Chaque
Coupe du Monde a ses singularités, ses particularismes, ses gestes,
qui fondent son identité et s'agrègent à la mémoire du
téléspectateur pour dessiner en quelque images le souvenir d'une
édition. En 2010, c'était par exemple un son, celui du vuvuzela,
mélopée stridente, d'une élégance bovine, qui couvrait chaque
rencontre sous la menace d'un essaim d'abeilles avinées.
En
seulement cinq matchs et deux journées, un motif semble déjà
surgir à travers deux tentatives de cadrer le jeu dans un espace
ordonné et géométriquement (dé)limité. C'est même le motif
ancestral par essence de toute pratique sportive réglementée qui
fait son grand come-back : la ligne.
L'arbitre
chie en spray
Brésil-Croatie,
match d'ouverture. La Seleçao obtient un excellent coup-franc à
quelques mètres de la surface de réparation. Le traditionnel mur
croate se place à 9 mètres 15 du tireur. Il est comme de coutume fortement agité, nécessairement enclin à piétiner vers l'avant pour glaner quelques
précieux centimètres. Beaucoup trop d'anarchie pour Yuichi
Nishimura : folie de l'arbitre japonais, qui compte neuf pas jusqu'au
mur, sort de sa poche une petite bombe et trace en spray une ligne en
mousse pour échauder l'ardeur des pieds croates. Les commentateurs
ne s'affolent pas et affirment sans broncher que « c'est une
mousse prévue pour s'effacer naturellement au bout d'une minute »

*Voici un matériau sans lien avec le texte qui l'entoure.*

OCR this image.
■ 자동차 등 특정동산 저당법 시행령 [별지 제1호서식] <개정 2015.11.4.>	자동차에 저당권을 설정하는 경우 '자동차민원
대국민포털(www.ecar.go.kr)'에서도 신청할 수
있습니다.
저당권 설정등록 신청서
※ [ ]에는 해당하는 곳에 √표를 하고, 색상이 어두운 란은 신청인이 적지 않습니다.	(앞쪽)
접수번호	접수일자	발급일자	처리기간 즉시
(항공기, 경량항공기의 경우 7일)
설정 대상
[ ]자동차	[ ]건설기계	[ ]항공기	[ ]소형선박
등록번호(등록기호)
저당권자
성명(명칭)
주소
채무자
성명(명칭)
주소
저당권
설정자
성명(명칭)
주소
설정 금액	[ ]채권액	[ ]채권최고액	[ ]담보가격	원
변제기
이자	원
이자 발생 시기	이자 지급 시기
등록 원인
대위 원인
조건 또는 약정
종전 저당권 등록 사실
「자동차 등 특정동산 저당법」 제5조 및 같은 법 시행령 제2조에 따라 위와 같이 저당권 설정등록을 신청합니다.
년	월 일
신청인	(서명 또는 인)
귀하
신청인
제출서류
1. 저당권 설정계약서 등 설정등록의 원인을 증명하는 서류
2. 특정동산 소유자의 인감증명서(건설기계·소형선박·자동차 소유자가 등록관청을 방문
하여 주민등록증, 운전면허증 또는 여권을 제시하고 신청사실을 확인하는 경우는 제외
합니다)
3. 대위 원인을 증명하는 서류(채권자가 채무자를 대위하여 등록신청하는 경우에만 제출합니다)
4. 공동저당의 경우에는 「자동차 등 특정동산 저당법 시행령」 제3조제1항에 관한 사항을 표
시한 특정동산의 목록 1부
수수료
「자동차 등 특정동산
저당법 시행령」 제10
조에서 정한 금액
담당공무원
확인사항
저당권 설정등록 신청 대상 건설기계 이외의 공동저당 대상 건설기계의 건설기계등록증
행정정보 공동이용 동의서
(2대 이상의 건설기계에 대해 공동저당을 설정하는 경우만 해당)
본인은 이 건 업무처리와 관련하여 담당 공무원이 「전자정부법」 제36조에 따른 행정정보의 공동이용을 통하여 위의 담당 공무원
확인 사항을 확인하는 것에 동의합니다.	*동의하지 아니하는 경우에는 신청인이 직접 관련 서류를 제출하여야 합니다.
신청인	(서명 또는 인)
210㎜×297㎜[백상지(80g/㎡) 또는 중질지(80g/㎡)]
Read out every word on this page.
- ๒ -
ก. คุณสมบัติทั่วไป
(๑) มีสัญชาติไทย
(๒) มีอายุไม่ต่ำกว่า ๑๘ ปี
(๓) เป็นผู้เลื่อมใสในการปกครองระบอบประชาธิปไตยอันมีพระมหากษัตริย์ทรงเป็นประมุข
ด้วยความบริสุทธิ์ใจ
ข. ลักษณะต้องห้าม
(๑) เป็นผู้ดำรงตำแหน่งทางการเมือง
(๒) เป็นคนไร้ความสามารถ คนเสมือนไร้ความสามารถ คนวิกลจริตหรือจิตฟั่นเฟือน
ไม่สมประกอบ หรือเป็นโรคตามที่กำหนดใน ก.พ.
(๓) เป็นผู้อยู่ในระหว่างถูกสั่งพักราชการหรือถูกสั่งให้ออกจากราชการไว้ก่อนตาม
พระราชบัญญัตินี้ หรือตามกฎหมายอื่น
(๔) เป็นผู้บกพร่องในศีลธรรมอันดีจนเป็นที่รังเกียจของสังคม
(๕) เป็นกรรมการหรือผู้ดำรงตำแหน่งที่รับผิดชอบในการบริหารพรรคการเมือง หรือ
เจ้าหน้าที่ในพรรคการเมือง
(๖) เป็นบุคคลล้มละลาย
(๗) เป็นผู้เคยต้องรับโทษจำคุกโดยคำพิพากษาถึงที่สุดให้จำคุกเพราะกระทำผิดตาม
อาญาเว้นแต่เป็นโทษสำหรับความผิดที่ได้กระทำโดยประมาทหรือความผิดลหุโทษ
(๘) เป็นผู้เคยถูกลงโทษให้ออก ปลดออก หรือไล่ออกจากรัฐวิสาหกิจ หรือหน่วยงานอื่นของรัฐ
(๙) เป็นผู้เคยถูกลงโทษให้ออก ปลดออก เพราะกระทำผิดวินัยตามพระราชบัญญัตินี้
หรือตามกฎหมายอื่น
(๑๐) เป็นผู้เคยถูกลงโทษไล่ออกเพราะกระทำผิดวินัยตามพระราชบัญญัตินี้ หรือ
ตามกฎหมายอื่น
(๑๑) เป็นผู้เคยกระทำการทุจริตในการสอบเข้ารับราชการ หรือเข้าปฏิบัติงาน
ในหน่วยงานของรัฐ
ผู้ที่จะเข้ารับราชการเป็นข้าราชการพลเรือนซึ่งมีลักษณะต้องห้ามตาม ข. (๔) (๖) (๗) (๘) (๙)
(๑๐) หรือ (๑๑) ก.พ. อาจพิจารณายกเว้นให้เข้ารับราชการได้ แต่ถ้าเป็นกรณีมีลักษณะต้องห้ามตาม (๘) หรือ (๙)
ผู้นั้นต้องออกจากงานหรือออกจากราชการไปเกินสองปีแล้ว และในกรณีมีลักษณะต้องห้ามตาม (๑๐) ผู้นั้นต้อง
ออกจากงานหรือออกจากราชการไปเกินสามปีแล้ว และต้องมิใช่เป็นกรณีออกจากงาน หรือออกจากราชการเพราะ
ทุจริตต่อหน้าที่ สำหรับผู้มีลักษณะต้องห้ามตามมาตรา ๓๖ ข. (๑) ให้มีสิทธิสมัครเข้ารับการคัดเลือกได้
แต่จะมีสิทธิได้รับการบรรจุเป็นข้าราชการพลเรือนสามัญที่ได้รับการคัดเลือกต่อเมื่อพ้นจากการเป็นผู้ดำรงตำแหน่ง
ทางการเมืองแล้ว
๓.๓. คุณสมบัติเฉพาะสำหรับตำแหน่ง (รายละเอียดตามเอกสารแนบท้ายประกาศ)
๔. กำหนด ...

et que « c'est une pratique fréquente sur les terrains
d'Amérique du sud ». Oui mais en Coupe du Monde? On vient en
fait d'assister à l'irruption d'un « geste » inédit
dans une compétition internationale, au moins aussi étonnante que
celle d'un geste sportif un peu fou comme le coup du Scorpion de René Higuita ou le service à la cuillère de Michael Chang.
Bien
goalée cette ligne !
Parlons
tennis tiens : les amateurs de Grand Chelem connaissent tous cette
technologie, somme toute assez récente, qui consiste, après un
point litigieux, à retracer numériquement le parcours d'une balle à
la trajectoire douteuse. On peut y déceler, au millimètre près, si
l'engin à poils jaunes a bel et bien embrassé la ligne, ne fut-ce
que d'un baiser volé. Étrangement, les instances
officielles du foot semblent se refuser à intégrer au jeu ce
facteur vidéo, ou du moins s'appliquent à en retarder l'échéance.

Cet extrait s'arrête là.